MK-801 prevents hippocampal neurodegeneration in neonatal hypoxic-ischemic rats.

In cerebral asphyxia, enhanced postsynaptic stimulation of N-methyl-D-aspartate (NMDA) receptor by excessive glutamate may mediate neuronal injury and death. The neuroprotective potential of the novel, potent NMDA receptor antagonist MK-801 was assessed by evaluating hippocampal behavioral and histologic outcomes in an experimental rat model of neonatal hypoxia/ischemia. Seven-day-old rats with and without MK-801 pretreatment were subjected to unilateral carotid ligation followed by 2 hours of hypoxia. At age 30 days, spontaneous alternation behavior was measured using a conventional wooden T maze.
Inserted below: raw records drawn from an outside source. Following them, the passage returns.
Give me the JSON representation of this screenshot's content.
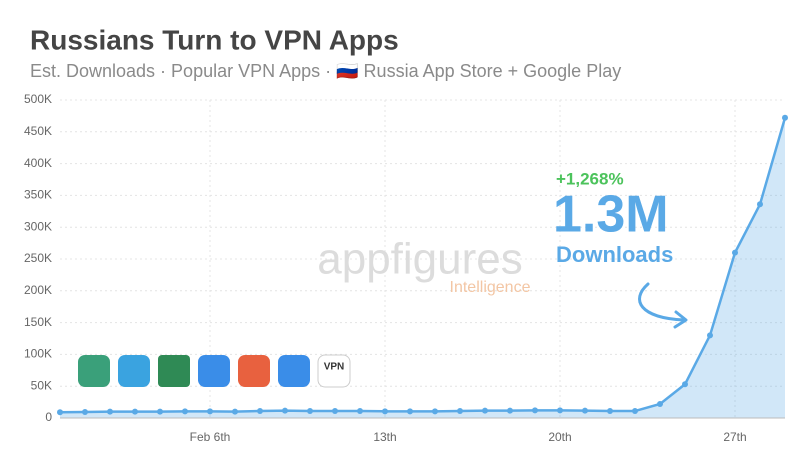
{
  "chart_data": {
    "type": "area",
    "title": "Russians Turn to VPN Apps",
    "subtitle": "Est. Downloads · Popular VPN Apps · 🇷🇺 Russia App Store + Google Play",
    "categories": [
      null,
      null,
      null,
      null,
      null,
      null,
      "Feb 6th",
      null,
      null,
      null,
      null,
      null,
      null,
      "13th",
      null,
      null,
      null,
      null,
      null,
      null,
      "20th",
      null,
      null,
      null,
      null,
      null,
      null,
      "27th",
      null,
      null
    ],
    "values": [
      9000,
      9500,
      10000,
      10000,
      10000,
      10500,
      10500,
      10000,
      11000,
      11500,
      11000,
      11000,
      11000,
      10500,
      10500,
      10500,
      11000,
      11500,
      11500,
      12000,
      12000,
      11500,
      11000,
      11000,
      22000,
      53000,
      130000,
      260000,
      336000,
      472000
    ],
    "color": "#5aa9e6",
    "ylim": [
      0,
      500000
    ],
    "yticks": [
      0,
      {
        "value": 50000,
        "label": "50K"
      },
      {
        "value": 100000,
        "label": "100K"
      },
      {
        "value": 150000,
        "label": "150K"
      },
      {
        "value": 200000,
        "label": "200K"
      },
      {
        "value": 250000,
        "label": "250K"
      },
      {
        "value": 300000,
        "label": "300K"
      },
      {
        "value": 350000,
        "label": "350K"
      },
      {
        "value": 400000,
        "label": "400K"
      },
      {
        "value": 450000,
        "label": "450K"
      },
      {
        "value": 500000,
        "label": "500K"
      }
    ],
    "grid": true,
    "annotations": {
      "change": "+1,268%",
      "total": "1.3M",
      "unit": "Downloads"
    },
    "watermark": {
      "brand": "appfigures",
      "tag": "Intelligence"
    },
    "icon_text": "VPN"
  }
}
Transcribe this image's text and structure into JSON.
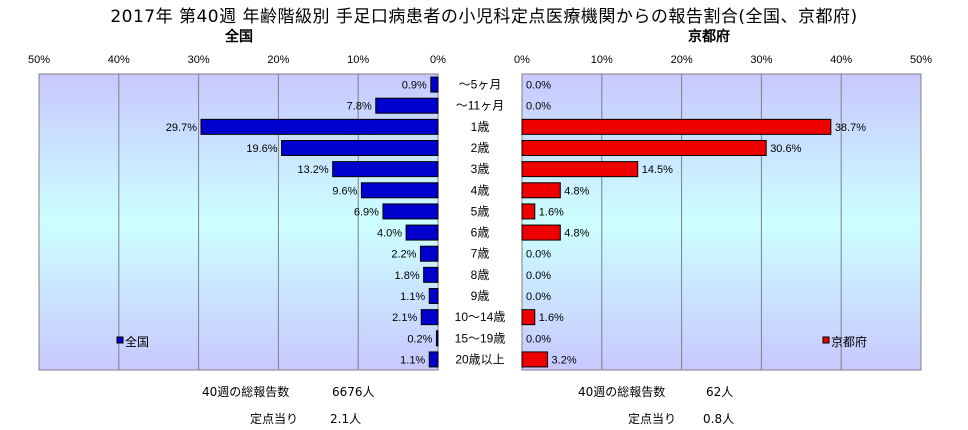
{
  "title": "2017年 第40週 年齢階級別 手足口病患者の小児科定点医療機関からの報告割合(全国、京都府)",
  "colors": {
    "national": "#0000cc",
    "kyoto": "#ee0000"
  },
  "chart_data": [
    {
      "type": "bar",
      "orientation": "horizontal",
      "title": "全国",
      "legend": "全国",
      "legend_position": "bottom-left",
      "direction": "right-to-left",
      "ticks": [
        "50%",
        "40%",
        "30%",
        "20%",
        "10%",
        "0%"
      ],
      "xlim": [
        0,
        50
      ],
      "grid": true,
      "categories": [
        "～5ヶ月",
        "～11ヶ月",
        "1歳",
        "2歳",
        "3歳",
        "4歳",
        "5歳",
        "6歳",
        "7歳",
        "8歳",
        "9歳",
        "10～14歳",
        "15～19歳",
        "20歳以上"
      ],
      "values": [
        0.9,
        7.8,
        29.7,
        19.6,
        13.2,
        9.6,
        6.9,
        4.0,
        2.2,
        1.8,
        1.1,
        2.1,
        0.2,
        1.1
      ],
      "labels": [
        "0.9%",
        "7.8%",
        "29.7%",
        "19.6%",
        "13.2%",
        "9.6%",
        "6.9%",
        "4.0%",
        "2.2%",
        "1.8%",
        "1.1%",
        "2.1%",
        "0.2%",
        "1.1%"
      ]
    },
    {
      "type": "bar",
      "orientation": "horizontal",
      "title": "京都府",
      "legend": "京都府",
      "legend_position": "bottom-right",
      "direction": "left-to-right",
      "ticks": [
        "0%",
        "10%",
        "20%",
        "30%",
        "40%",
        "50%"
      ],
      "xlim": [
        0,
        50
      ],
      "grid": true,
      "categories": [
        "～5ヶ月",
        "～11ヶ月",
        "1歳",
        "2歳",
        "3歳",
        "4歳",
        "5歳",
        "6歳",
        "7歳",
        "8歳",
        "9歳",
        "10～14歳",
        "15～19歳",
        "20歳以上"
      ],
      "values": [
        0.0,
        0.0,
        38.7,
        30.6,
        14.5,
        4.8,
        1.6,
        4.8,
        0.0,
        0.0,
        0.0,
        1.6,
        0.0,
        3.2
      ],
      "labels": [
        "0.0%",
        "0.0%",
        "38.7%",
        "30.6%",
        "14.5%",
        "4.8%",
        "1.6%",
        "4.8%",
        "0.0%",
        "0.0%",
        "0.0%",
        "1.6%",
        "0.0%",
        "3.2%"
      ]
    }
  ],
  "footer": {
    "national": {
      "total_label": "40週の総報告数",
      "total_value": "6676人",
      "per_label": "定点当り",
      "per_value": "2.1人"
    },
    "kyoto": {
      "total_label": "40週の総報告数",
      "total_value": "62人",
      "per_label": "定点当り",
      "per_value": "0.8人"
    }
  }
}
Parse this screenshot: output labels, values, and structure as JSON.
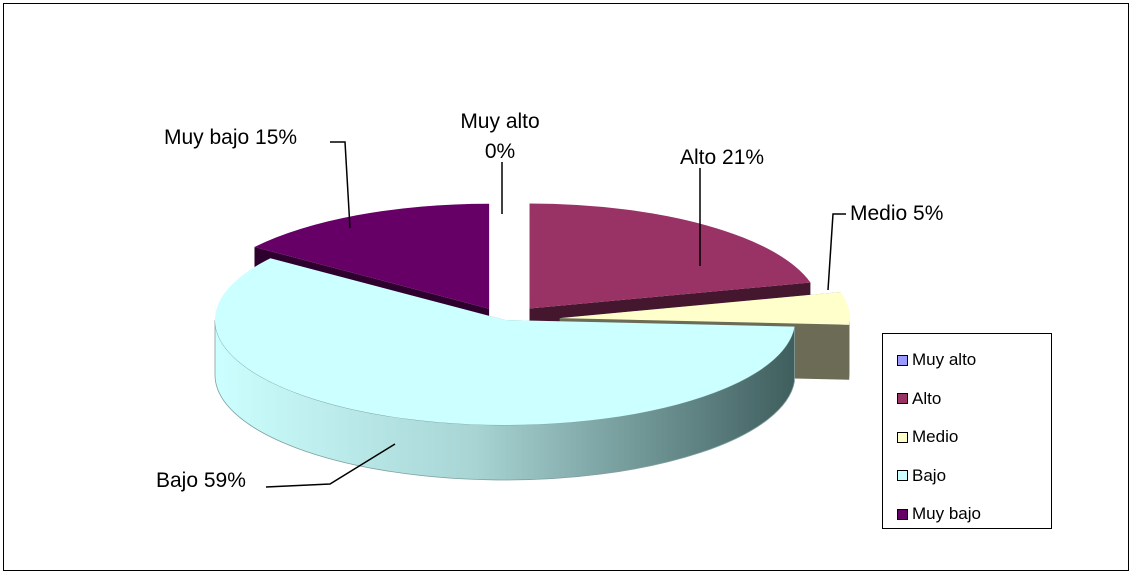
{
  "chart_data": {
    "type": "pie",
    "style": "3d-exploded",
    "categories": [
      "Muy alto",
      "Alto",
      "Medio",
      "Bajo",
      "Muy bajo"
    ],
    "values": [
      0,
      21,
      5,
      59,
      15
    ],
    "data_labels": [
      "Muy alto 0%",
      "Alto 21%",
      "Medio 5%",
      "Bajo 59%",
      "Muy bajo 15%"
    ],
    "colors": [
      "#9999ff",
      "#993366",
      "#ffffcc",
      "#ccffff",
      "#660066"
    ],
    "title": "",
    "legend_position": "right"
  },
  "legend": {
    "items": [
      {
        "label": "Muy alto",
        "color": "#9999ff"
      },
      {
        "label": "Alto",
        "color": "#993366"
      },
      {
        "label": "Medio",
        "color": "#ffffcc"
      },
      {
        "label": "Bajo",
        "color": "#ccffff"
      },
      {
        "label": "Muy bajo",
        "color": "#660066"
      }
    ]
  }
}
Hypoxic-ischemic animals pretreated with saline demonstrated a significant impairment in spontaneous alternation behavior compared with that of normal control rats and the hypoxic-ischemic rats pretreated with MK-801. Hippocampal neuronal damage in the CA1 and CA3 regions was prevented in animals pretreated with MK-801 vs saline-treated controls. Therefore, while saline-treated rats with hippocampal lesions showed defective memory and hippocampal neuronal destruction, pretreatment with MK-801 protected rats. Thus, MK-801 appears to protect hippocampal neurons from hypoxia/ischemia and may be potentially beneficial in preventing neonatal asphyxial brain damage.